Et pourtant, il l’est bien dans un autre domaine. Car de son ouverture en 1969 jusqu’en 1987, son sous-sol a abrité un studio musical ayant accueilli les plus grands. Les Rolling Stones y ont ainsi enregistré It’s Only Rock ’n’ Roll (1973) et Black and Blue (1975) ; Deep Purple, Stormbringer (1974) et Come Taste the Band (1975) ; Scorpions, Fly to the Rainbow (1974) ; Donna Summer, Love to Love You Baby (1975), A Love Trilogy (1976), Four Seasons of Love (1976), I Remember Yesterday (1977) et Once Upon a Time (1977) ; Iggy Pop, The Idiot (1976) ; Led Zeppelin, Presence (1976) ; Elton John, Victim of Love (1979) ; Iron Maiden, Seventh Son of a Seventh Son (1988)…
Les Musicland Studios ont été le théâtre de la création d’immenses titres. Et notamment de Queen puisque le groupe légendaire y a enregistré quatre albums : The Game (1980), Hot Space (1982), ainsi que des parties de The Works (1984) et It’s a Kind of Magic (1987), sans oublier la bande originale du film Flash Gordon (1980), une partie de celle d’Highlander (1986) ainsi que les opus solos de Roger Taylor, Strange Frontier (1984) et de Freddie Mercury, Mr. Bad Guy (1985).

"LA PROXIMITÉ DU MÉTRO PROVOQUANT DES VIBRATIONS, LES ENREGISTREMENTS SONT CALÉS ENTRE LES PASSAGES DES TRAINS."

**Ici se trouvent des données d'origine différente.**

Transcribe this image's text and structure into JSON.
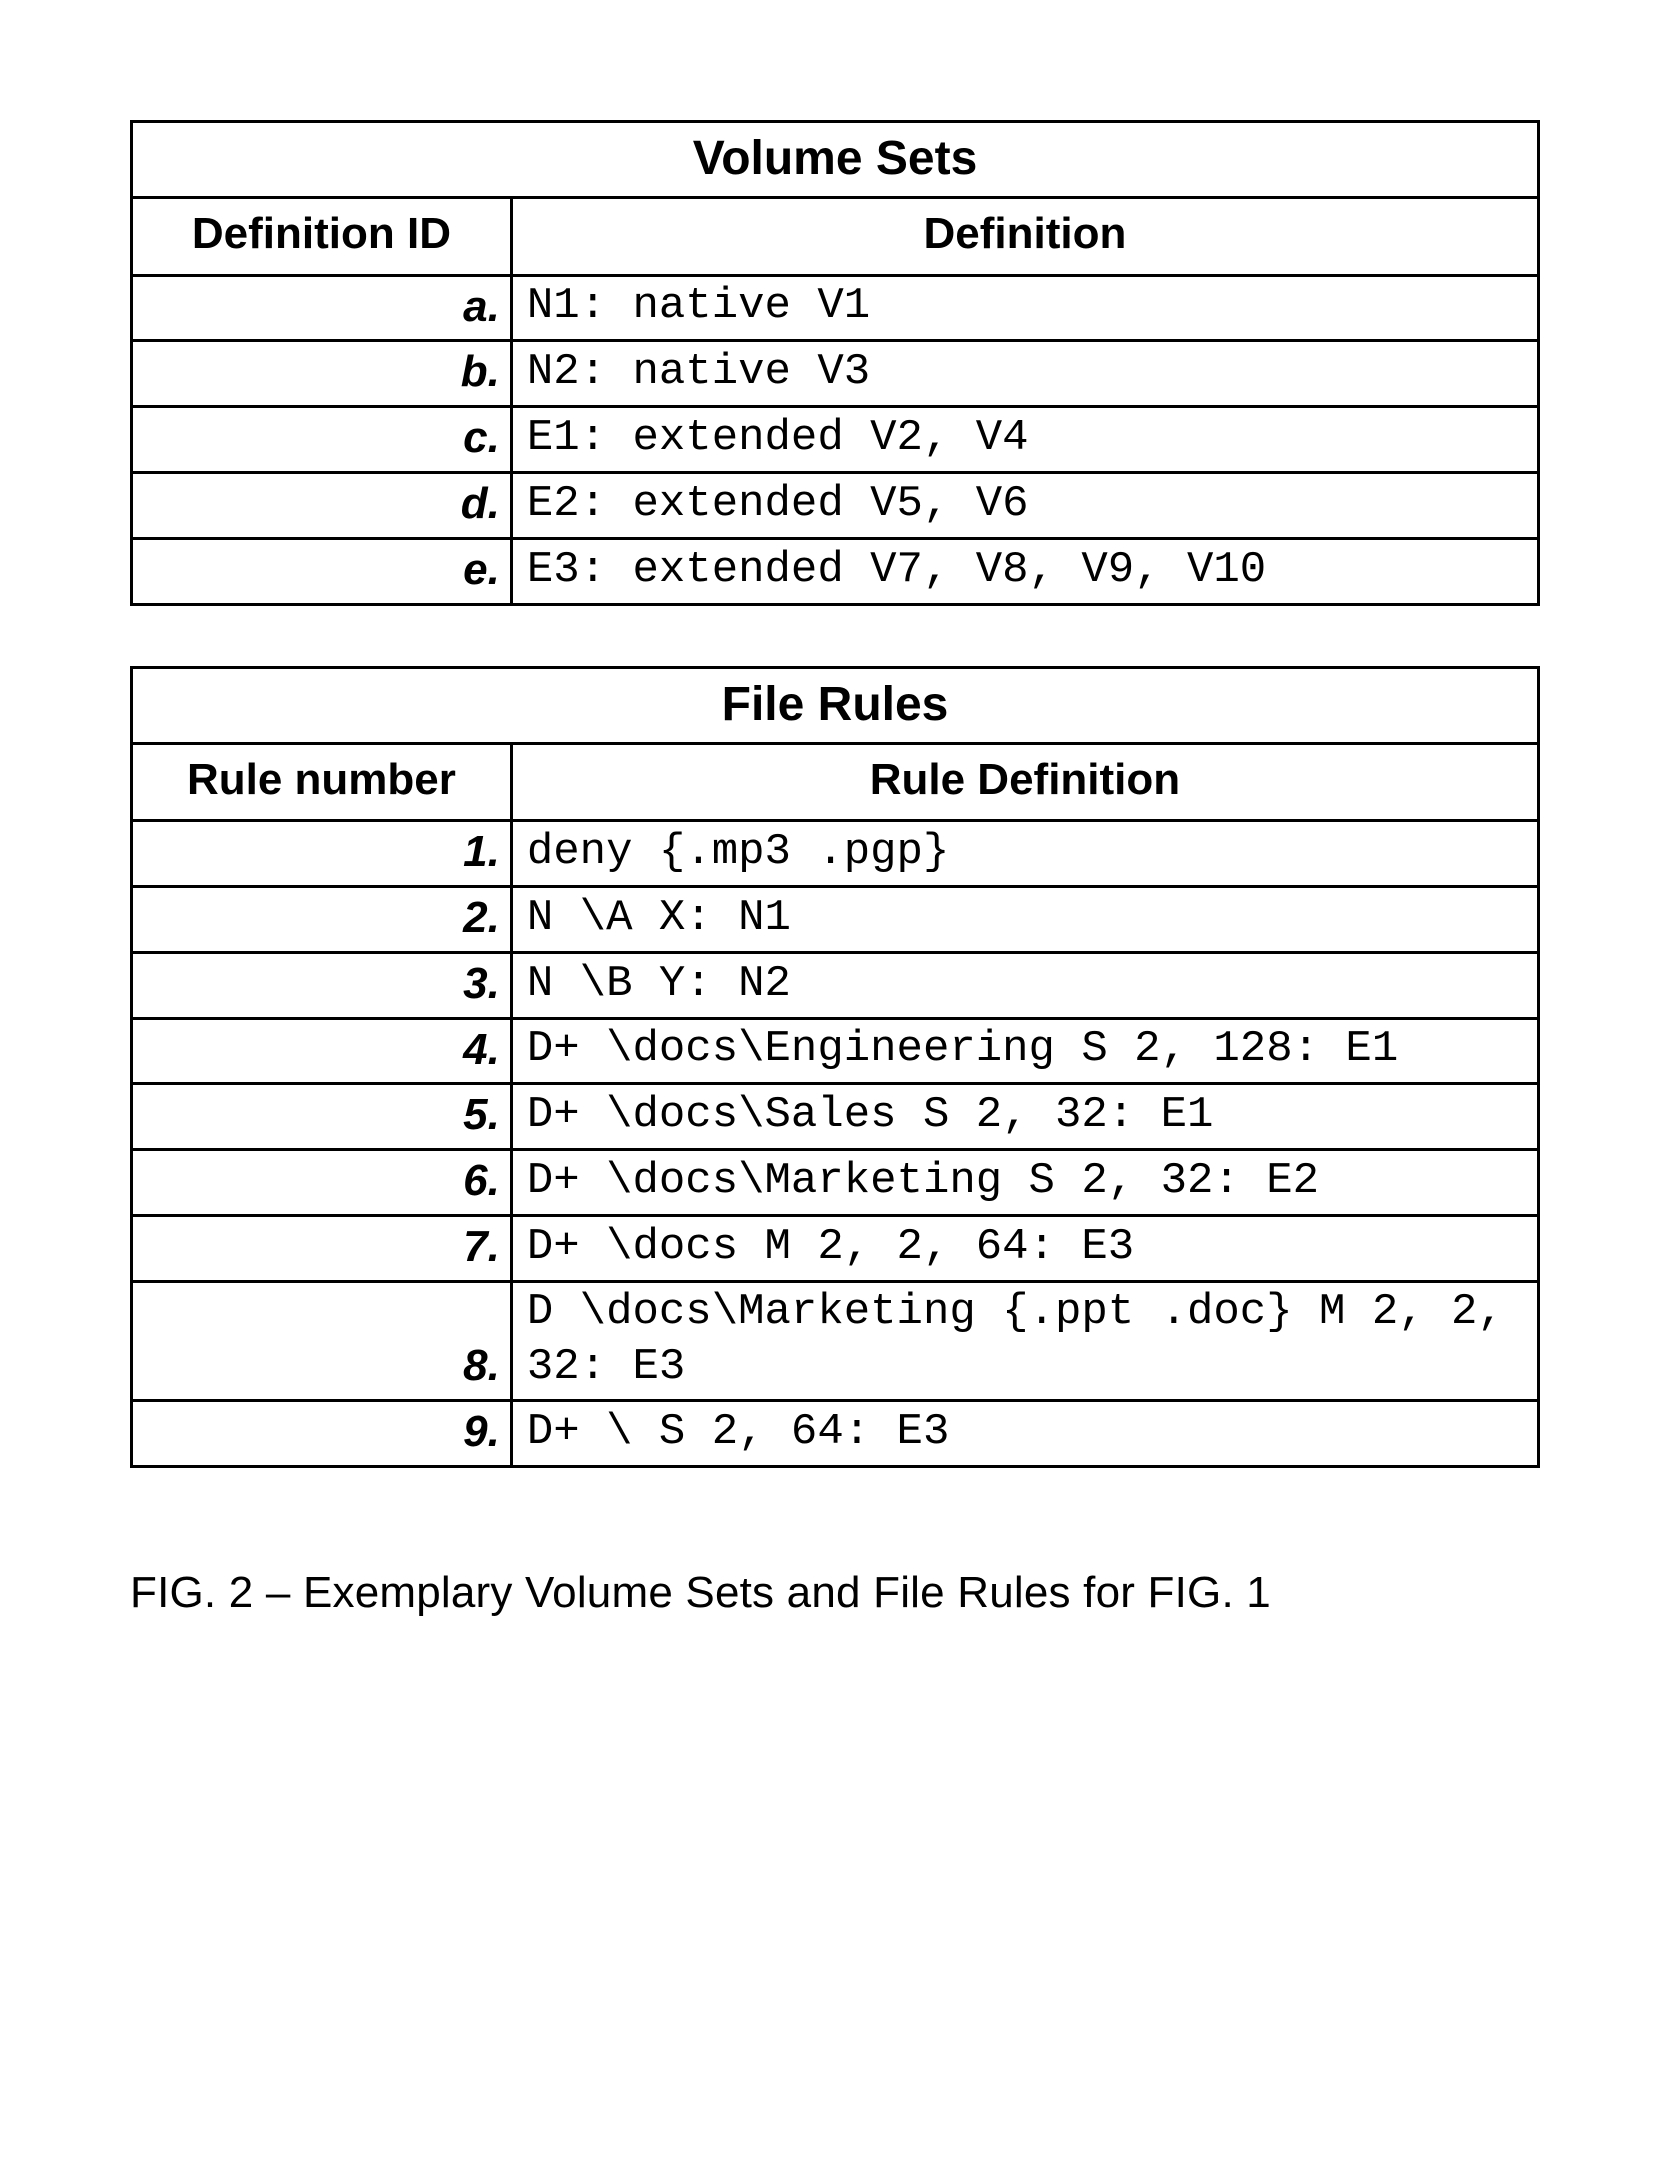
{
  "volume_sets": {
    "title": "Volume Sets",
    "col1_header": "Definition ID",
    "col2_header": "Definition",
    "rows": [
      {
        "id": "a.",
        "def": "N1: native V1"
      },
      {
        "id": "b.",
        "def": "N2: native V3"
      },
      {
        "id": "c.",
        "def": "E1: extended V2, V4"
      },
      {
        "id": "d.",
        "def": "E2: extended V5, V6"
      },
      {
        "id": "e.",
        "def": "E3: extended V7, V8, V9, V10"
      }
    ]
  },
  "file_rules": {
    "title": "File Rules",
    "col1_header": "Rule number",
    "col2_header": "Rule Definition",
    "rows": [
      {
        "id": "1.",
        "def": "deny {.mp3 .pgp}"
      },
      {
        "id": "2.",
        "def": "N \\A X: N1"
      },
      {
        "id": "3.",
        "def": "N \\B Y: N2"
      },
      {
        "id": "4.",
        "def": "D+ \\docs\\Engineering S 2, 128: E1"
      },
      {
        "id": "5.",
        "def": "D+ \\docs\\Sales S 2, 32: E1"
      },
      {
        "id": "6.",
        "def": "D+ \\docs\\Marketing S 2, 32: E2"
      },
      {
        "id": "7.",
        "def": "D+ \\docs M 2, 2, 64: E3"
      },
      {
        "id": "8.",
        "def": "D \\docs\\Marketing {.ppt .doc} M 2, 2, 32: E3"
      },
      {
        "id": "9.",
        "def": "D+ \\ S 2, 64: E3"
      }
    ]
  },
  "caption": "FIG. 2 – Exemplary Volume Sets and File Rules for FIG. 1"
}
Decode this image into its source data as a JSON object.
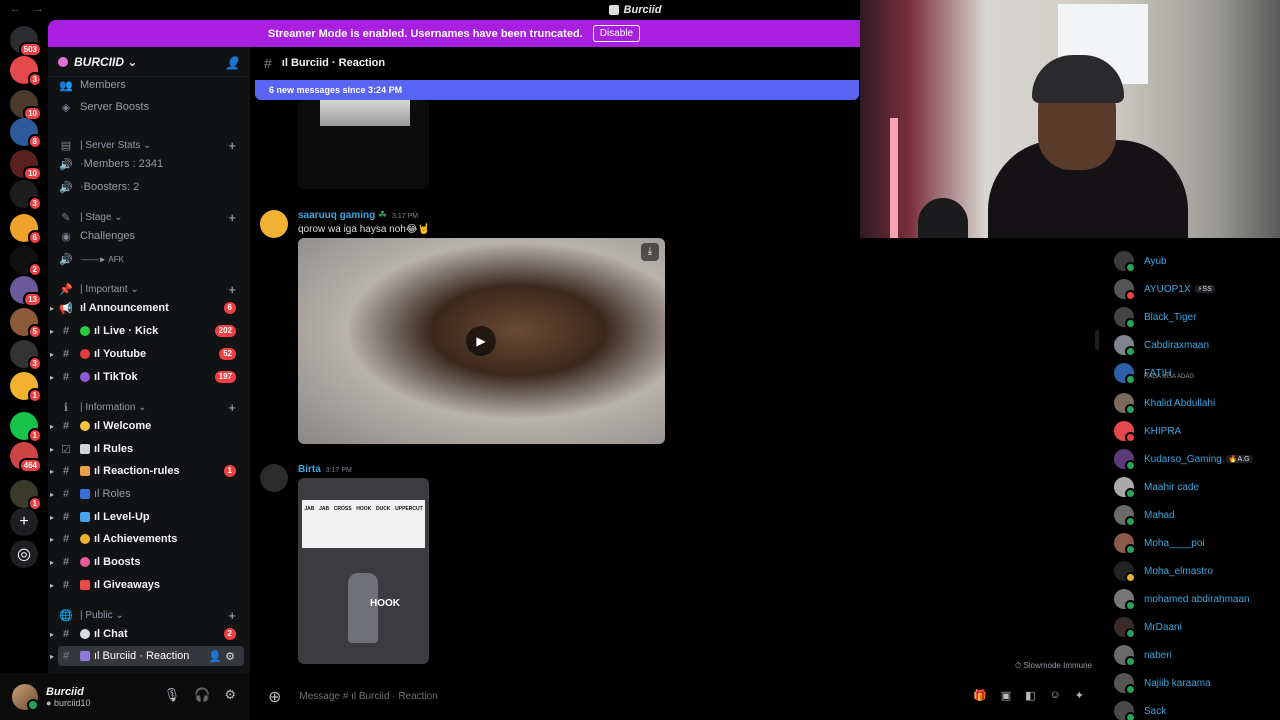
{
  "window": {
    "title": "Burciid"
  },
  "banner": {
    "text": "Streamer Mode is enabled. Usernames have been truncated.",
    "disable_label": "Disable"
  },
  "rail": {
    "badges": [
      "503",
      "3",
      "10",
      "8",
      "10",
      "3",
      "6",
      "2",
      "13",
      "5",
      "3",
      "1",
      "1",
      "464",
      "1"
    ]
  },
  "server": {
    "name": "BURCIID"
  },
  "sidebar": {
    "members_label": "Members",
    "boosts_label": "Server Boosts",
    "cat_stats": "| Server Stats",
    "members_count": "·Members : 2341",
    "boosters_count": "·Boosters: 2",
    "cat_stage": "| Stage",
    "challenges": "Challenges",
    "afk": "·——► AFK",
    "cat_important": "| Important",
    "announcement": "ıl Announcement",
    "announcement_badge": "6",
    "live_kick": "ıl Live · Kick",
    "live_kick_badge": "202",
    "youtube": "ıl Youtube",
    "youtube_badge": "52",
    "tiktok": "ıl TikTok",
    "tiktok_badge": "197",
    "cat_information": "| Information",
    "welcome": "ıl Welcome",
    "rules": "ıl Rules",
    "reaction_rules": "ıl Reaction-rules",
    "reaction_rules_badge": "1",
    "roles": "ıl Roles",
    "level_up": "ıl Level-Up",
    "achievements": "ıl Achievements",
    "boosts": "ıl Boosts",
    "giveaways": "ıl Giveaways",
    "cat_public": "| Public",
    "chat": "ıl Chat",
    "chat_badge": "2",
    "burciid_reaction": "ıl Burciid · Reaction"
  },
  "user": {
    "name": "Burciid",
    "tag": "burciid10"
  },
  "chat": {
    "channel": "ıl Burciid · Reaction",
    "new_messages": "6 new messages since 3:24 PM",
    "msg1_user": "saaruuq gaming",
    "msg1_time": "3:17 PM",
    "msg1_text": "qorow wa iga haysa noh😂🤘",
    "msg2_user": "Birta",
    "msg2_time": "3:17 PM",
    "gif_moves": [
      "JAB",
      "JAB",
      "CROSS",
      "HOOK",
      "DUCK",
      "UPPERCUT"
    ],
    "gif_caption": "HOOK",
    "slowmode": "Slowmode Immune",
    "composer_placeholder": "Message # ıl Burciid · Reaction"
  },
  "members": [
    {
      "name": "Ayub",
      "status": "online"
    },
    {
      "name": "AYUOP1X",
      "tag": "⚡SS",
      "status": "online"
    },
    {
      "name": "Black_Tiger",
      "status": "online"
    },
    {
      "name": "Cabdiraxmaan",
      "status": "online"
    },
    {
      "name": "FATIH",
      "sub": "RAGA KISA ADAG",
      "status": "online"
    },
    {
      "name": "Khalid Abdullahi",
      "status": "online"
    },
    {
      "name": "KHIPRA",
      "status": "dnd"
    },
    {
      "name": "Kudarso_Gaming",
      "tag": "🔥A.G",
      "status": "online"
    },
    {
      "name": "Maahir cade",
      "status": "online"
    },
    {
      "name": "Mahad",
      "status": "online"
    },
    {
      "name": "Moha____poi",
      "status": "online"
    },
    {
      "name": "Moha_elmastro",
      "status": "idle"
    },
    {
      "name": "mohamed abdirahmaan",
      "status": "online"
    },
    {
      "name": "MrDaani",
      "status": "online"
    },
    {
      "name": "naberi",
      "status": "online"
    },
    {
      "name": "Najiib karaama",
      "status": "online"
    },
    {
      "name": "Sack",
      "status": "online"
    }
  ],
  "colors": {
    "accent": "#5865f2",
    "banner": "#a81fe0",
    "username": "#3ba5e0",
    "badge": "#f23f43"
  }
}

Et dire que ces studios fondés par le père de la musique disco, Giorgio Moroder, n’étaient initialement pas très accueillants, en raison à la fois de l’exiguïté des lieux et surtout de leur température élevée puisqu’ils se trouvaient juste à côté de la chaudière de l’immeuble ! En 1973, grâce à l’argent généré par son contrat avec Phonogram et au succès de « Son of My Father », de Chicory Tip, qu’il a composé avec Pete Bellotte, Giorgio Moroder agrandit les locaux, les rendant plus agréables, et les plus grands groupes commencent à y venir.
Pour y accéder, il faut traverser le hall de l’hôtel puis prendre un ascenseur discret jusqu’au sous-sol. Et petite spécificité, la proximité du métro provoquant des vibrations, les enregistrements sont calés entre les passages des trains. Mais les Musicland Studios ont un atout de poids avec la présence de l’ingénieur du son, Reinhold Mack, dont le travail était très prisé des artistes. Ce dernier développa d’ailleurs une véritable amitié avec Freddie Mercury et surtout eut une grande influence sur les compositions du groupe au point que le chanteur déclara à son sujet :
« Mack n’était pas qu’un technicien, il était notre cinquième membre, il comprenait notre folie. »
Roger Taylor, Brian May, Freddie Mercury, John Deacon le 13 août 1984 à Munich, où Queen trouve un second souffle créatif dans la capitale bavaroise.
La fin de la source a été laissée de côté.